Cascade parents accept high cost of son's military service
Sgt. Michael Ristau killed in Afghanistan
CASCADE – The parents of fallen soldier Michael Ristau said Friday that freedom is not free and they accept the cost.
“We don’t feel he died in vain. We have it very good here because of people like him,” the soldier’s father, Randy Ristau, said during a news conference at City Hall.
It helps knowing “he died doing something he loved very much,” said his mother, Suzanne.
Army Sgt. Ristau, 25, was killed July 13 in Afghanistan’s Qalat Zabul province when a roadside bomb blasted the vehicle in which he was riding, the Department of Defense said.
Suzanne Ristau said her family had been notified that two other soldiers were injured in the blast, one seriously.
She said her son got to spend only two weeks with his infant son, Hyle, before deploying in late December with his unit, Company B, 5th Battalion, 20th Infantry Regiment, 3rd Stryker Brigade Combat Team.
Ristau, who joined the Army in July 2004, shortly after he graduated from Lincoln’s Challenge Academy in Rantoul, Ill., had served with the same unit in Iraq in 2006 and 2007.
The family is putting together a video with photographs of Ristau to help his young son understand more about his father, she said. He is also survived by his wife, Elizabeth, of Tacoma, Wash., and another son, Bradley, 5, from an earlier marriage.
The Ristaus, who traveled to Dover Air Force Base in Delaware for the solemn and dignified transfer of their son’s remains, said they were grateful for the outpouring of support from family, friends, neighbors and total strangers. They also expressed gratitude to the Iowa Army National Guard and especially to Sgt. First Class Michael Brecht and Col. Greg Hapgood for shepherding them through the trying days after their son’s death.
Since the Army has no bases in Iowa, the National Guard serves as liaison to families of deceased military personnel, Hapgood said.
Suzanne Ristau recalled that her son, while on leave in Cascade in the fall, donned his uniform and accompanied his 8-year-old sister, Halie, who wore her Girl Scout uniform while selling cookies door to door. “She was so proud,” Suzanne Ristau said.
She also said Ristau’s brother, Christopher Powers, 21, of Dubuque, paid tribute to him by riding a bull last weekend at a rodeo in Tipton.
“He lasted 4.2 seconds and escaped injury. It was his way of honoring his brother, who was passionate about bull riding,” she said.
In addition to his family and bull riding, Ristau “was passionate about his Army mission and his brothers in arms,” his dad said.

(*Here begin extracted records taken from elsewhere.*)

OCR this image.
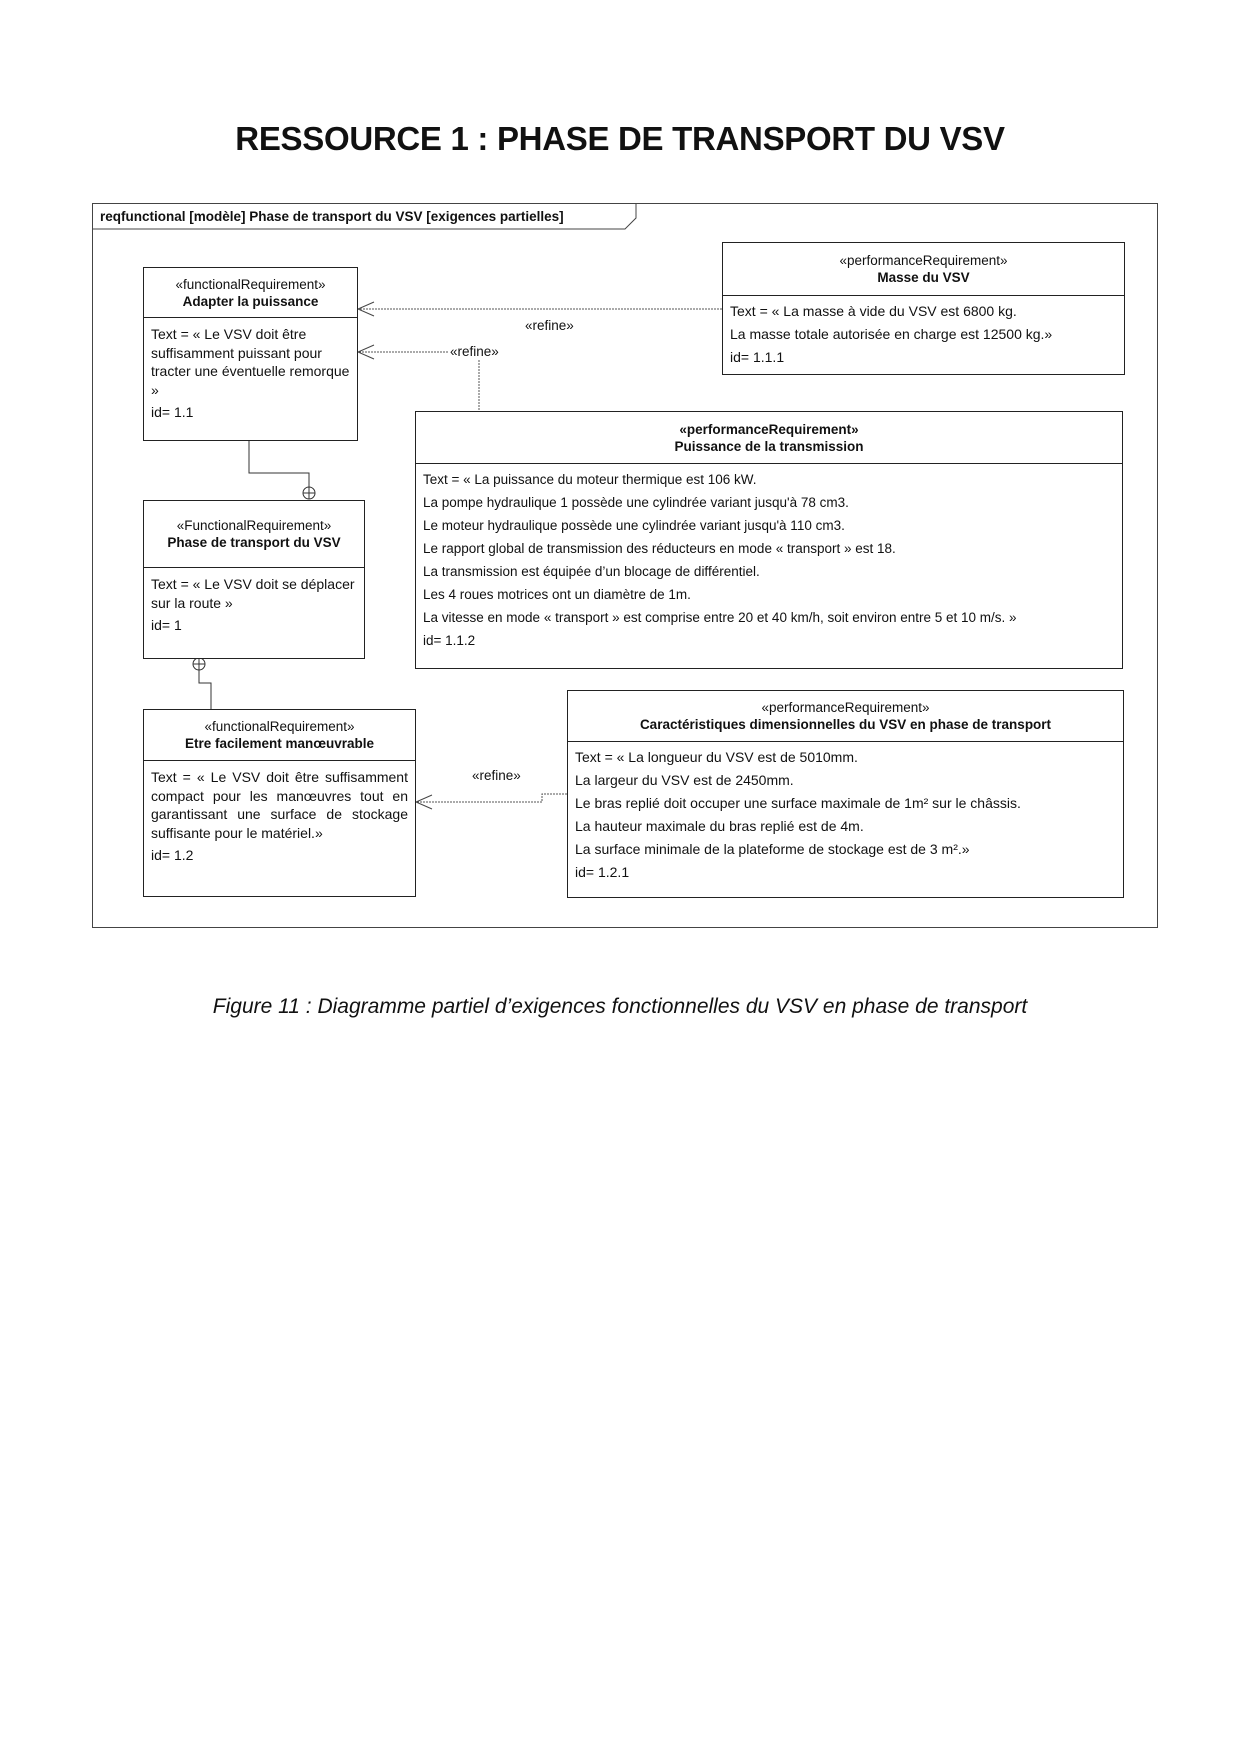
RESSOURCE 1 : PHASE DE TRANSPORT DU VSV
reqfunctional [modèle] Phase de transport du VSV [exigences partielles]
«functionalRequirement»
Adapter la puissance
Text = « Le VSV doit être suffisamment puissant pour tracter une éventuelle remorque »
id= 1.1
«FunctionalRequirement»
Phase de transport du VSV
Text = « Le VSV doit se déplacer sur la route »
id= 1
«functionalRequirement»
Etre facilement manœuvrable
Text = « Le VSV doit être suffisamment compact pour les manœuvres tout en garantissant une surface de stockage suffisante pour le matériel.»
id= 1.2
«performanceRequirement»
Masse du VSV
Text = « La masse à vide du VSV est 6800 kg.
La masse totale autorisée en charge est 12500 kg.»
id= 1.1.1
«performanceRequirement»
Puissance de la transmission
Text = « La puissance du moteur thermique est 106 kW.
La pompe hydraulique 1 possède une cylindrée variant jusqu'à 78 cm3.
Le moteur hydraulique possède une cylindrée variant jusqu'à 110 cm3.
Le rapport global de transmission des réducteurs en mode « transport » est 18.
La transmission est équipée d’un blocage de différentiel.
Les 4 roues motrices ont un diamètre de 1m.
La vitesse en mode « transport » est comprise entre 20 et 40 km/h, soit environ entre 5 et 10 m/s. »
id= 1.1.2
«performanceRequirement»
Caractéristiques dimensionnelles du VSV en phase de transport
Text = « La longueur du VSV est de 5010mm.
La largeur du VSV est de 2450mm.
Le bras replié doit occuper une surface maximale de 1m² sur le châssis.
La hauteur maximale du bras replié est de 4m.
La surface minimale de la plateforme de stockage est de 3 m².»
id= 1.2.1
«refine»
«refine»
«refine»
Figure 11 : Diagramme partiel d’exigences fonctionnelles du VSV en phase de transport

Randy Ristau said his son was born in Manhattan, Kan., while Randy Ristau was serving in the Army and that he grew up in Dubuque and Rockford, Ill. The family moved to Cascade in 2004, and Michael Ristau always spent his military leave in Cascade, “hanging out with the family, doing whatever we were doing,” his dad said.
The Ristaus said funeral services for their son are pending. A memorial service will be held Aug. 4 in Cascade at a time yet to be determined. A military service will be held at a date to be determined near the soldier’s base, Joint Base Lewis-McChord, near Tacoma, Wash.
“We know it’s real, but it doesn’t feel real yet. It will be real to us when we have the services in Washington,” Suzanne Ristau said.